The other school is more modern, a product of social and personality psychologists. Here, habits are thought of as consistency of response. People like consistency. It is predictable, reliable, and unlikely to get you killed. Consistency of action stems from your various dispositions—the summation of all developmental influences—that lead you to repeatedly evaluate a situation in the same way, then repeatedly act on that situation in the same way: identifying a goal and then working toward the goal. Repeated enough, these behaviors become deeply ingrained and form a habit.

However, as with all things “liberal arts”, the best argument comes from a synthesis of the two opposing ideas. Wood and Neal (2007) explain habits in terms of a habit-goal interface, with two main principles.

The first is the principle of context: the object, action, or location that precedes the habit is the trigger for the habit. Performance of the habit is entirely context dependent, such that behavioral control is outsourced to the contextual cue without much, if any, conscious deliberation. This frees the conscious mind to focus on other, more pressing events.

The second principle is the absence of goal-mediation for the performance of the habitual action. Habits are the residue of past goal-seeking behavior, just without the goal. When a habit is acquired, it is usually to accomplish a particular goal in a particular context. After enough occurrences though, the original basis for the action—the goal—is removed from the picture. What is left is a purposeless behavior—the habit.
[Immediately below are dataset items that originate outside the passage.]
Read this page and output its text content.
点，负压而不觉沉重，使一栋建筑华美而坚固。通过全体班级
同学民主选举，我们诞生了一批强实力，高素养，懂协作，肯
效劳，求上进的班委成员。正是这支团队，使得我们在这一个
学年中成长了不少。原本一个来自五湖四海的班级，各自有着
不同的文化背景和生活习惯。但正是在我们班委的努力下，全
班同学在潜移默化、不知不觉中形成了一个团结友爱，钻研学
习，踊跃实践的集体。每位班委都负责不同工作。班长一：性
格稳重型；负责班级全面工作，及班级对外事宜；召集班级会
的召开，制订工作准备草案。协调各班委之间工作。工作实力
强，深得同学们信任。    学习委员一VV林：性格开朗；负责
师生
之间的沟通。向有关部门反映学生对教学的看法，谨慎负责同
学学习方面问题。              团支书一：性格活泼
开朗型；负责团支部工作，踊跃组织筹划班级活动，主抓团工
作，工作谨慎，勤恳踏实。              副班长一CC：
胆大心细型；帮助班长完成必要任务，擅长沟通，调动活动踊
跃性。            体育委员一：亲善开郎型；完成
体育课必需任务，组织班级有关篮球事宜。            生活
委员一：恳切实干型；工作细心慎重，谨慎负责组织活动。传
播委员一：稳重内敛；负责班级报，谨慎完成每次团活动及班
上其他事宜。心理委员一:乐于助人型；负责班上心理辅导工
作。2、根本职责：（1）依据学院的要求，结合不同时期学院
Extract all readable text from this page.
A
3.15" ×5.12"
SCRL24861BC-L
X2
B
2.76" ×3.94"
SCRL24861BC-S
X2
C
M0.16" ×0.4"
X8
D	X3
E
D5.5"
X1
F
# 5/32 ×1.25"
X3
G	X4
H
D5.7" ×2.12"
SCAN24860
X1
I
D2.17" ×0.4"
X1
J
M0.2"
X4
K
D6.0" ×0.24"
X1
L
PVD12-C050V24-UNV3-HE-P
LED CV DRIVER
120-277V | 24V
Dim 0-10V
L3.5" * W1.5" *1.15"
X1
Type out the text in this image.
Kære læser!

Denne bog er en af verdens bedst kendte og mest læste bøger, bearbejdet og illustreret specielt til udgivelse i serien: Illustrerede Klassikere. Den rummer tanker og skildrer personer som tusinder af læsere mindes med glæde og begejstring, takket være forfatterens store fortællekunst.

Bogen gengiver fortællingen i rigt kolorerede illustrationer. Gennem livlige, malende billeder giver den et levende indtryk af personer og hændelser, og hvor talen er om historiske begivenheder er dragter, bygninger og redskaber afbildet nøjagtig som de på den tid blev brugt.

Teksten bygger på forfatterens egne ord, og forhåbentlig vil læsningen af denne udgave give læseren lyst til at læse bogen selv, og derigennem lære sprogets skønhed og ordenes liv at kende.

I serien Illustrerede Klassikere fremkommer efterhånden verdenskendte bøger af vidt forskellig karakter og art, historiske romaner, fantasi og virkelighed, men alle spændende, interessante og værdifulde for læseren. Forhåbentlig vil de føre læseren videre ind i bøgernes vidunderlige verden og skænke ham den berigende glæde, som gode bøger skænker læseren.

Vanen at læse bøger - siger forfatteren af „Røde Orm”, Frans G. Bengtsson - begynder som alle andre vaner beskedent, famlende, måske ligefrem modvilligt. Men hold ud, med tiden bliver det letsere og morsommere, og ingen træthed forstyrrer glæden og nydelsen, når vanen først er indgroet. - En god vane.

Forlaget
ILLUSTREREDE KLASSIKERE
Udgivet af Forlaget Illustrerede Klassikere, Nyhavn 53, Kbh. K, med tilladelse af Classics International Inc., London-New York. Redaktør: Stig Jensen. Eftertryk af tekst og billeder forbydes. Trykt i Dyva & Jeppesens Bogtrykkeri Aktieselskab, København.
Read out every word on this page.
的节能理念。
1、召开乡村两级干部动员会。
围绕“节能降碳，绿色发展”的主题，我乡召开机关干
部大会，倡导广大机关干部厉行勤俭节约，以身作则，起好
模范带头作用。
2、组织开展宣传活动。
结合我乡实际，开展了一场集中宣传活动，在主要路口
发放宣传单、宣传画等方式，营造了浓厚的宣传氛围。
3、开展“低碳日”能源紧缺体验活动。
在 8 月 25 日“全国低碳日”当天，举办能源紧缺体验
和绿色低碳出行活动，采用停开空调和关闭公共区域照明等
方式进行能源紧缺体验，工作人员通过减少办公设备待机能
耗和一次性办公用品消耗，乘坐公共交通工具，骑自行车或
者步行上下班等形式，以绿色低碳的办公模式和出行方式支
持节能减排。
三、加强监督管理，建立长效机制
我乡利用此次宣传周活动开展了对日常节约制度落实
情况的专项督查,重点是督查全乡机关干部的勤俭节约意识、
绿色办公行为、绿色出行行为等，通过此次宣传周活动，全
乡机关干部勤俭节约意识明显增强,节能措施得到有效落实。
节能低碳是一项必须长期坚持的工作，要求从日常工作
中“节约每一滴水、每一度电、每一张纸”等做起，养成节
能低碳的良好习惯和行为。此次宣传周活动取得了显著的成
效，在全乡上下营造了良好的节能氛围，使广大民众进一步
Consider something that many people try to cultivate: the daily habit of reading of the New York Times. It is initiated with the goal of becoming more informed about politics, the world, and the arts. Suppose someone picks it up every morning from the library, with the intent of reading it later in the day. After a length of time, the original motivating goal of gaining information from the paper becomes less and less necessary as the action of taking the paper is associated with a visit to the library. Eventually, the individual will pick up the paper in the morning only to throw it away at night.

Neurological evidence supports this line of reasoning. Reports from drug addiction studies suggest that the progression of an action from a voluntary performance to a habitual, compulsive behavior represents a transition at the neural level, largely in two structures.
The prefrontal cortex, associated with planning and goal-oriented behavior, is very active during acquisition of a task or behavior. It gradually becomes less involved as a habit forms, giving way to an area called the striatum. The striatum serves as the major input center of information to the basal ganglia, the structure that determines which actions you actually carry out. With more of the striatum and less of the prefrontal cortex involved, behavior occurs with more automaticity. These findings imply that habits are literally subconscious—they occur without conscious intervention.

Therefore, armed with a technical definition and understanding of habits, how can you turn a New Year’s resolution into this year’s habit? The answer is simple but difficult: just do. Pick a cue to trigger your habit and every time you encounter the cue, just do it. Without thinking. Perform, act, accomplish, and simply execute your goal without hesitance or deliberation. The closer you pair your response to the stimulus, the better you will associate the two. Before you know it, you won’t even need your prefrontal cortex and you’ll be cruising your way through a successful new habit on the back of your striatum.